WEAK LAW ENFORCEMENT

Both the killing of gorillas and trade in gorilla products are illegal across the animals' range, but due to weaknesses in law enforcement capacity and broader governance issues in some of the regions where the gorillas live, poachers, traders, and consumers are rarely apprehended.

What WWF Is Doing

Guard with hand held GPS device for recording gorilla locations

Guard with a handheld GPS device to record location in Virunga National Park, habitat of the mountain gorilla.

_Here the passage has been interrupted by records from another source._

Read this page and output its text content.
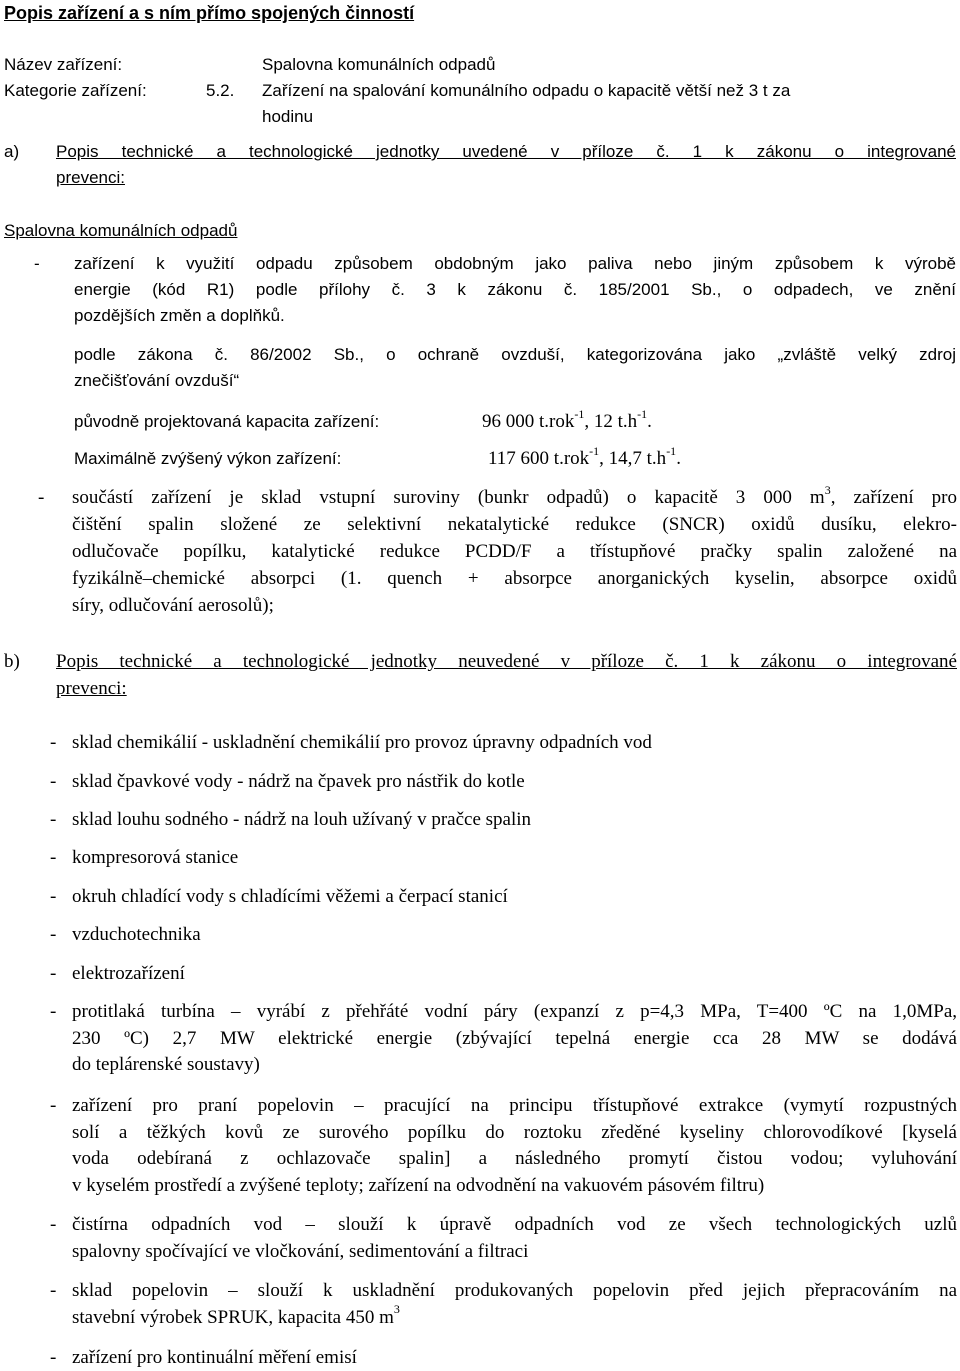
Popis zařízení a s ním přímo spojených činností
Název zařízení:	Spalovna komunálních odpadů
Kategorie zařízení:	5.2. Zařízení na spalování komunálního odpadu o kapacitě větší než 3 t za
hodinu
a) Popis technické a technologické jednotky uvedené v příloze č. 1 k zákonu o integrované
prevenci:
Spalovna komunálních odpadů
- zařízení k využití odpadu způsobem obdobným jako paliva nebo jiným způsobem k výrobě
energie (kód R1) podle přílohy č. 3 k zákonu č. 185/2001 Sb., o odpadech, ve znění
pozdějších změn a doplňků.
podle zákona č. 86/2002 Sb., o ochraně ovzduší, kategorizována jako „zvláště velký zdroj
znečišťování ovzduší“
původně projektovaná kapacita zařízení:	96 000 t.rok$^{-1}$, 12 $t.h^{-1}$.
Maximálně zvýšený výkon zařízení:	117 600 t.rok$^{-1}$, 14,7 $t.h^{-1}$.
- součástí zařízení je sklad vstupní suroviny (bunkr odpadů) o kapacitě 3 000 $m^3$, zařízení pro
čištění spalin složené ze selektivní nekatalytické redukce (SNCR) oxidů dusíku, elekro-
odlučovače popílku, katalytické redukce PCDD/F a třístupňové pračky spalin založené na
fyzikálně–chemické absorpci (1. quench + absorpce anorganických kyselin, absorpce oxidů
síry, odlučování aerosolů);
b) Popis technické a technologické jednotky neuvedené v příloze č. 1 k zákonu o integrované
prevenci:
- sklad chemikálií - uskladnění chemikálií pro provoz úpravny odpadních vod
- sklad čpavkové vody - nádrž na čpavek pro nástřik do kotle
- sklad louhu sodného - nádrž na louh užívaný v pračce spalin
- kompresorová stanice
- okruh chladící vody s chladícími věžemi a čerpací stanicí
- vzduchotechnika
- elektrozařízení
- protitlaká turbína – vyrábí z přehřáté vodní páry (expanzí z p=4,3 MPa, T=400 ºC na 1,0MPa,
230 ºC) 2,7 MW elektrické energie (zbývající tepelná energie cca 28 MW se dodává
do teplárenské soustavy)
- zařízení pro praní popelovin – pracující na principu třístupňové extrakce (vymytí rozpustných
solí a těžkých kovů ze surového popílku do roztoku zředěné kyseliny chlorovodíkové [kyselá
voda odebíraná z ochlazovače spalin] a následného promytí čistou vodou; vyluhování
v kyselém prostředí a zvýšené teploty; zařízení na odvodnění na vakuovém pásovém filtru)
- čistírna odpadních vod – slouží k úpravě odpadních vod ze všech technologických uzlů
spalovny spočívající ve vločkování, sedimentování a filtraci
- sklad popelovin – slouží k uskladnění produkovaných popelovin před jejich přepracováním na
stavební výrobek SPRUK, kapacita 450 $m^3$
- zařízení pro kontinuální měření emisí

PREVENTING POACHING AND ILLEGAL WILDLIFE TRADE

Because poaching is a problem across central Africa, WWF works with TRAFFIC, the world's largest wildlife trade monitoring network, and the World Conservation Union to monitor the illegal trade of gorillas and other great apes. WWF also advocates for nations to more effectively enforce wildlife laws and raises awareness in local villages of the dangers of eating bushmeat. In addition, WWF has trained local wildlife authorities in modern methods of antipoaching and gorilla monitoring and provided equipment and provisions for antipoaching teams in several nations.

DEVELOPING TOURISM

Ecotourism provides opportunities for protecting gorillas and their forest homes and for helping the local people. WWF has habituated gorilla groups to humans to develop opportunities for gorilla tourism. For instance in the Dzanga-Sangha Protected Areas, located in the south western Central African Republic, WWF has run a Primate Habituation Program since 1997 that habituates western lowland gorillas for tourism and research. It plays a vital role in the park’s management strategy by generating significant revenue and strengthening the vital link with the community. The program is the major employer of Indigenous people in the region and currently employs 60 people, including 45 indigenous Ba'Aka. Today, tourism is regaining its grounds and more investments are being made to further develop ecotourism in Dzanga-Sangha with the projection to attain at least 1,000 tourists annually by 2025.

MONITORING POPULATIONS

WWF conducts research into the ecology, distribution, and population biology of gorillas. We also support research into the spread of diseases between humans and gorillas and the natural spread of diseases such as Ebola, as well as disease prevention. Park rangers are often the ones monitoring gorillas, and so WWF and our partners have established a ranger-based monitoring program for mountain gorillas that documented a 17% increase in gorilla numbers in the Virunga Mountains over a 14-year period.

PRESERVING HABITAT

Forest, East province, Cameroon

Habitat destruction is a concern for both eastern and westerns gorillas. WWF has worked to designate new protected areas for gorillas in many places, like in Cameroon, where gorilla sanctuaries would provide havens for the rare cross river gorilla as well as the western lowland gorilla. WWF also collaborates with local governments in the Congo Basin, logging companies, and international lending institutions to promote dialogue, encourage the best environmental practices and promote the adoption of forest certification standards such as the Forest Stewardship Council (FSC) certification.